Background The antidiabetic effects of the gut hormone xenin include augmenting insulin secretion and positively affecting pancreatic islet architecture. Methods The current study has further probed pancreatic effects through sub‐chronic administration of the long‐acting xenin analogue, xenin‐25[Lys¹³PAL], in both high fat fed (HFF) and streptozotocin (STZ)‐induced insulin‐deficient Ins1 ^Cre/+;Rosa26‐eYFP transgenic mice. Parallel effects on metabolic control and pancreatic islet morphology, including islet beta‐cell lineage tracing were also assessed. Results Xenin‐25[Lys¹³PAL] treatment reversed body weight loss induced by STZ, increased plasma insulin and decreased blood glucose levels. There were less obvious effects on these parameters in HFF mice, but all xenin‐25[Lys¹³PAL] treated mice exhibited decreased pancreatic alpha‐cell areas and circulating glucagon.

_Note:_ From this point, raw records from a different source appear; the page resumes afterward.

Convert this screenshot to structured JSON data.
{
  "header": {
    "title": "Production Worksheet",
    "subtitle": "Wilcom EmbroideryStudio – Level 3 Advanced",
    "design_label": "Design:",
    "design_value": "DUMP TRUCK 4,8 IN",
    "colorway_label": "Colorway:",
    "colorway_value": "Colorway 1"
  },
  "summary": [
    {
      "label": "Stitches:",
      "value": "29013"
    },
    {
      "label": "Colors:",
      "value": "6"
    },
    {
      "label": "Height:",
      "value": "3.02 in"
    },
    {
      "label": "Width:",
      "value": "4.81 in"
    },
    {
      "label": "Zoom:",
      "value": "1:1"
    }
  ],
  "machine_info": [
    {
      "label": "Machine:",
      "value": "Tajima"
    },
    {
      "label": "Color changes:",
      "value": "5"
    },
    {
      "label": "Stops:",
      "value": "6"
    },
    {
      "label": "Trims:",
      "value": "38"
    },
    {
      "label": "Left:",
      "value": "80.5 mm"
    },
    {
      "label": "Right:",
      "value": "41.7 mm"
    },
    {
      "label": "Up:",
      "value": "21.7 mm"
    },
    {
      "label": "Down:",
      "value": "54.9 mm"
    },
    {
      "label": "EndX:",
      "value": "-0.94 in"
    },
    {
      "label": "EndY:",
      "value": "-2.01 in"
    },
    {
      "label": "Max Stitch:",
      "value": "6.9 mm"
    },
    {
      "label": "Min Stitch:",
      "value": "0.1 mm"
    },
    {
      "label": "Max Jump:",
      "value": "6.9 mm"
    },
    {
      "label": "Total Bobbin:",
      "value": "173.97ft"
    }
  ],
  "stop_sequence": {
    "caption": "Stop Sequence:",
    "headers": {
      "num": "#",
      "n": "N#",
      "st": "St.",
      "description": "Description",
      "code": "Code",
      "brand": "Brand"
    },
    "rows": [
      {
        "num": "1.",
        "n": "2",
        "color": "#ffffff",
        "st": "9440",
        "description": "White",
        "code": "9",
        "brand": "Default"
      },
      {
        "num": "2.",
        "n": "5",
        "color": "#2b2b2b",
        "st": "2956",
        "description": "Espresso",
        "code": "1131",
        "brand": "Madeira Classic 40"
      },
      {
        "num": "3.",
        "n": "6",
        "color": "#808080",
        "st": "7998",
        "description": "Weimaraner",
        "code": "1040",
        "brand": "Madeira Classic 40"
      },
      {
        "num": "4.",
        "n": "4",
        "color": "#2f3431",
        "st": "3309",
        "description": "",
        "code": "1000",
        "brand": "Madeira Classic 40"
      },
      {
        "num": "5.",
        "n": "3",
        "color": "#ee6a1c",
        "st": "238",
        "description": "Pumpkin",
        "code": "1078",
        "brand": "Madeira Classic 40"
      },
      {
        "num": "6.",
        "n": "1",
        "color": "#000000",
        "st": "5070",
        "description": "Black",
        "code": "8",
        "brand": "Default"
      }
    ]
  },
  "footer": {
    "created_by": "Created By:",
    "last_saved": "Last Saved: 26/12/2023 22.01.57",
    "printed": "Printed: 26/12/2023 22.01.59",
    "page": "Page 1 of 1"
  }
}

Xenin‐25[Lys¹³PAL] treatment fully, or partially, returned overall islet and beta‐cell areas in STZ‐ and HFF mice to those of lean control animals, respectively, and was consistently associated with decreased beta‐cell apoptosis. Interestingly, xenin‐25[Lys¹³PAL] also increased beta‐cell proliferation and decreased alpha‐cell apoptosis in STZ mice, with reduced alpha‐cell growth noted in HFF mice. Lineage tracing studies revealed that xenin‐25[Lys¹³PAL] reduced the number of insulin positive pancreatic islet cells that lost their beta‐cell identity, in keeping with a decreased transition of insulin positive to glucagon positive cells. These beneficial effects on islet cell differentiation were linked to maintained expression of Pdx1 within beta‐cells. Xenin‐25[Lys¹³PAL] treatment was also associated with increased numbers of smaller sized islets in both models. Conclusion Benefits of xenin‐25[Lys¹³PAL] on diabetes includes positive modulation of islet cell differentiation, in addition to promoting beta‐cell growth and survival.